REINECKE, CARL (1824 – 1910): BEKEND DOOR DE UNDINESONATE
De in Altona geboren Reinecke manifesteerde zich om te beginnen als pianist, later ook als componist, dirigent en pedagoog. In 1846 werd hij na concertreizen door Scandinavië te hebben gemaakt hofpianist van koning Christiaan VIII in Denemarken, van 1854 – 1857 werkte hij als dirigent in Barmen, daarna in Breslau en van 1860 – 1895 leidde hij de Gewandhauskonzerte in Leipzig en was hij daar ook compositieleraar. Tot zijn leerlingen behoorde onder anderen Grieg.
Reinecke volgde als componist de romantische lijn van Mendelssohn en Schumann, maar ontkwam ook niet aan de invloed van Brahms en Wagner.

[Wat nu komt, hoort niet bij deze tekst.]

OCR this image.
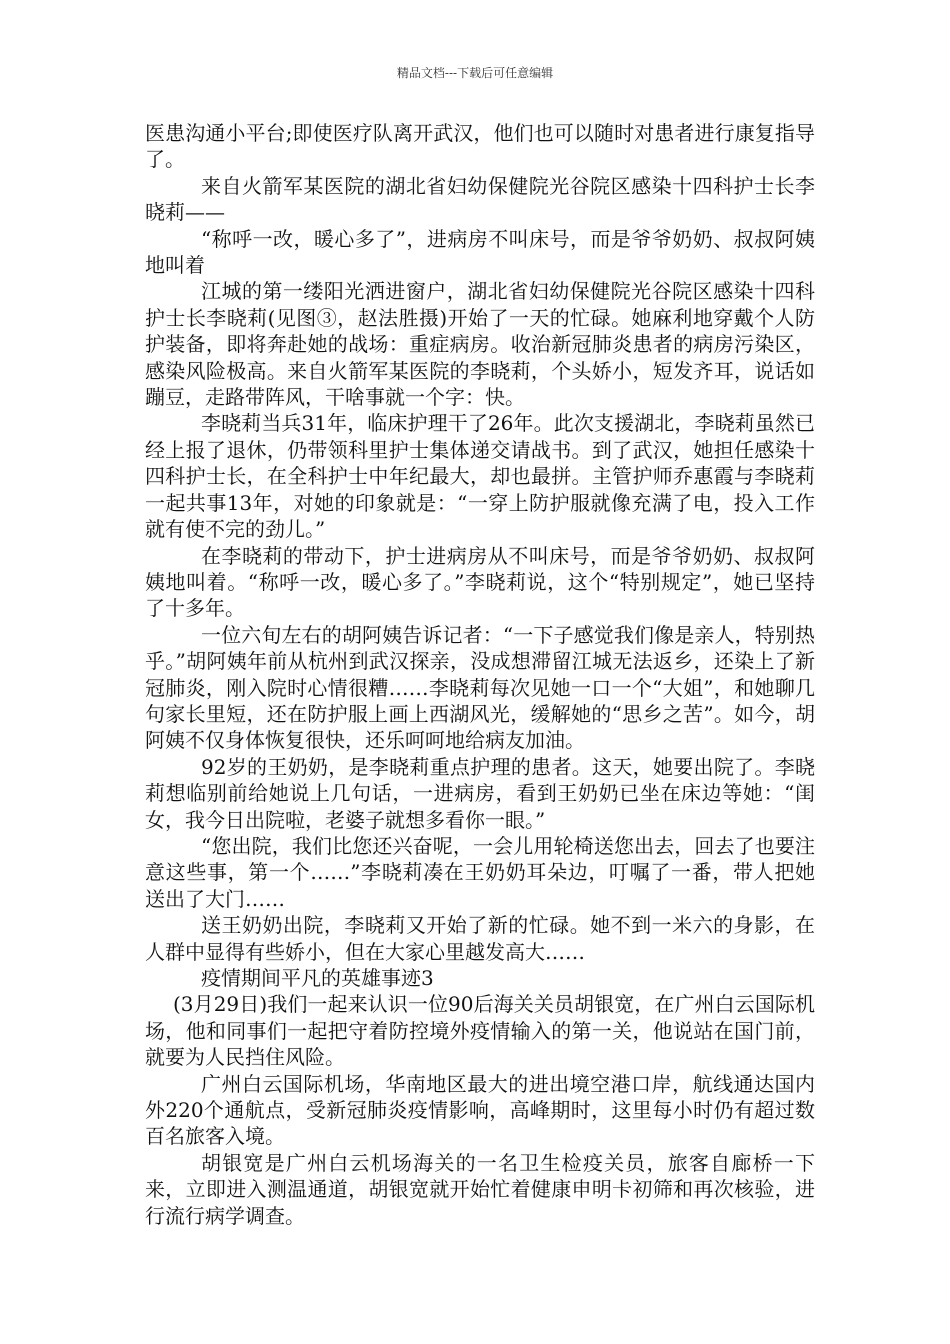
精品文档---下载后可任意编辑

医患沟通小平台;即使医疗队离开武汉，他们也可以随时对患者进行康复指导了。

来自火箭军某医院的湖北省妇幼保健院光谷院区感染十四科护士长李晓莉——

“称呼一改，暖心多了”，进病房不叫床号，而是爷爷奶奶、叔叔阿姨地叫着

江城的第一缕阳光洒进窗户，湖北省妇幼保健院光谷院区感染十四科护士长李晓莉(见图③，赵法胜摄)开始了一天的忙碌。她麻利地穿戴个人防护装备，即将奔赴她的战场：重症病房。收治新冠肺炎患者的病房污染区，感染风险极高。来自火箭军某医院的李晓莉，个头娇小，短发齐耳，说话如蹦豆，走路带阵风，干啥事就一个字：快。

李晓莉当兵31年，临床护理干了26年。此次支援湖北，李晓莉虽然已经上报了退休，仍带领科里护士集体递交请战书。到了武汉，她担任感染十四科护士长，在全科护士中年纪最大，却也最拼。主管护师乔惠霞与李晓莉一起共事13年，对她的印象就是：“一穿上防护服就像充满了电，投入工作就有使不完的劲儿。”

在李晓莉的带动下，护士进病房从不叫床号，而是爷爷奶奶、叔叔阿姨地叫着。“称呼一改，暖心多了。”李晓莉说，这个“特别规定”，她已坚持了十多年。

一位六旬左右的胡阿姨告诉记者：“一下子感觉我们像是亲人，特别热乎。”胡阿姨年前从杭州到武汉探亲，没成想滞留江城无法返乡，还染上了新冠肺炎，刚入院时心情很糟……李晓莉每次见她一口一个“大姐”，和她聊几句家长里短，还在防护服上画上西湖风光，缓解她的“思乡之苦”。如今，胡阿姨不仅身体恢复很快，还乐呵呵地给病友加油。

92岁的王奶奶，是李晓莉重点护理的患者。这天，她要出院了。李晓莉想临别前给她说上几句话，一进病房，看到王奶奶已坐在床边等她：“闺女，我今日出院啦，老婆子就想多看你一眼。”

“您出院，我们比您还兴奋呢，一会儿用轮椅送您出去，回去了也要注意这些事，第一个……”李晓莉凑在王奶奶耳朵边，叮嘱了一番，带人把她送出了大门……

送王奶奶出院，李晓莉又开始了新的忙碌。她不到一米六的身影，在人群中显得有些娇小，但在大家心里越发高大……

疫情期间平凡的英雄事迹3

(3月29日)我们一起来认识一位90后海关关员胡银宽，在广州白云国际机场，他和同事们一起把守着防控境外疫情输入的第一关，他说站在国门前，就要为人民挡住风险。

广州白云国际机场，华南地区最大的进出境空港口岸，航线通达国内外220个通航点，受新冠肺炎疫情影响，高峰期时，这里每小时仍有超过数百名旅客入境。

胡银宽是广州白云机场海关的一名卫生检疫关员，旅客自廊桥一下来，立即进入测温通道，胡银宽就开始忙着健康申明卡初筛和再次核验，进行流行病学调查。
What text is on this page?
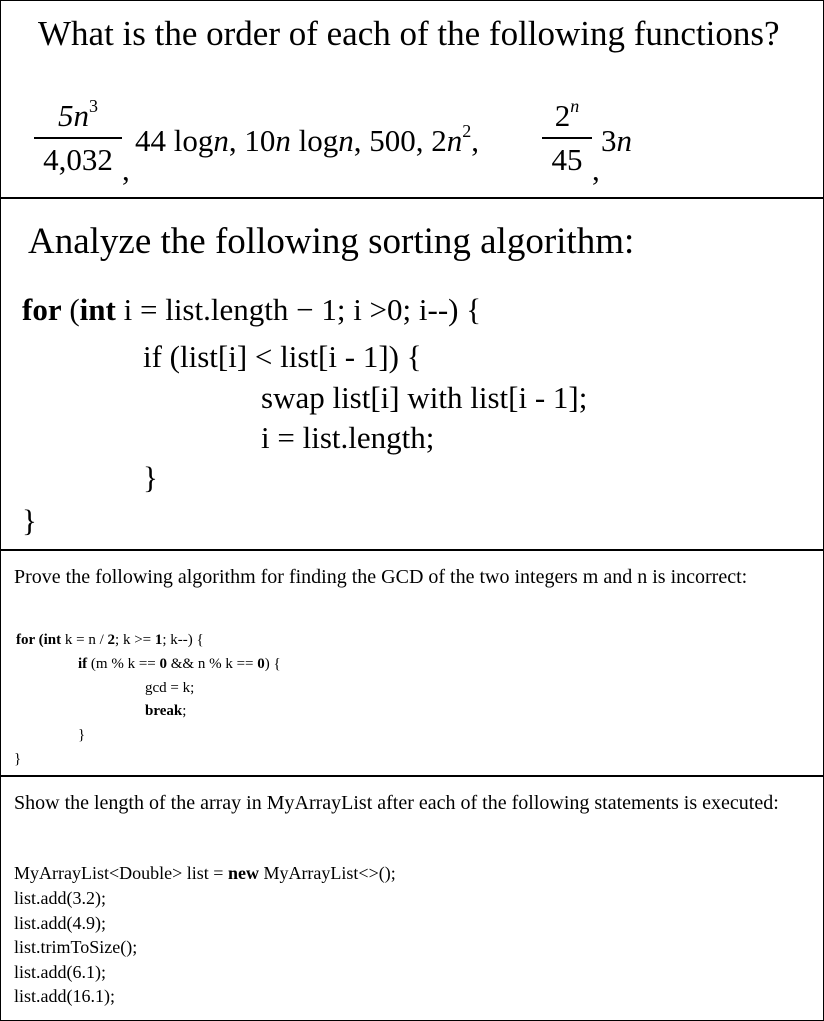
What is the order of each of the following functions?
$5n^3$
4,032 ,
44 logn, 10n logn, 500, $2n^2$,
2$^n$
45 ,
3n
Analyze the following sorting algorithm:
for (int i = list.length − 1; i >0; i--) {
if (list[i] < list[i - 1]) {
swap list[i] with list[i - 1];
i = list.length;
}
}
Prove the following algorithm for finding the GCD of the two integers m and n is incorrect:
for (int k = n / 2; k >= 1; k--) {
if (m % k == 0 && n % k == 0) {
gcd = k;
break;
}
}
Show the length of the array in MyArrayList after each of the following statements is executed:
MyArrayList<Double> list = new MyArrayList<>();
list.add(3.2);
list.add(4.9);
list.trimToSize();
list.add(6.1);
list.add(16.1);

Zijn oeuvre bestaat uit 4 symfonieën, een harpconcert, kamermuziek (o.a. een pianokwintet, 1866), de opera König Manfred (1867) en het oratorium Belsazar. Momenteel is hij het bekendst dankzij zijn zwierige, programmatisch gedachte fluitsonate (1885).
Selectieve discografie
Symfonieën nr. 2 en 3. Tasmaans symfonie orkest o.l.v. Howard Shelley. Chandos CHAN 9893.
Harpconcert. Nicanor Zabaleta met het Berlijns filharmonisch orkest o.l.v. Ernst Märzendorfer. DG 463.648-2.
Fluitsonate Undine. James Galway en Martha Argerich. RCA 09026-61615-2.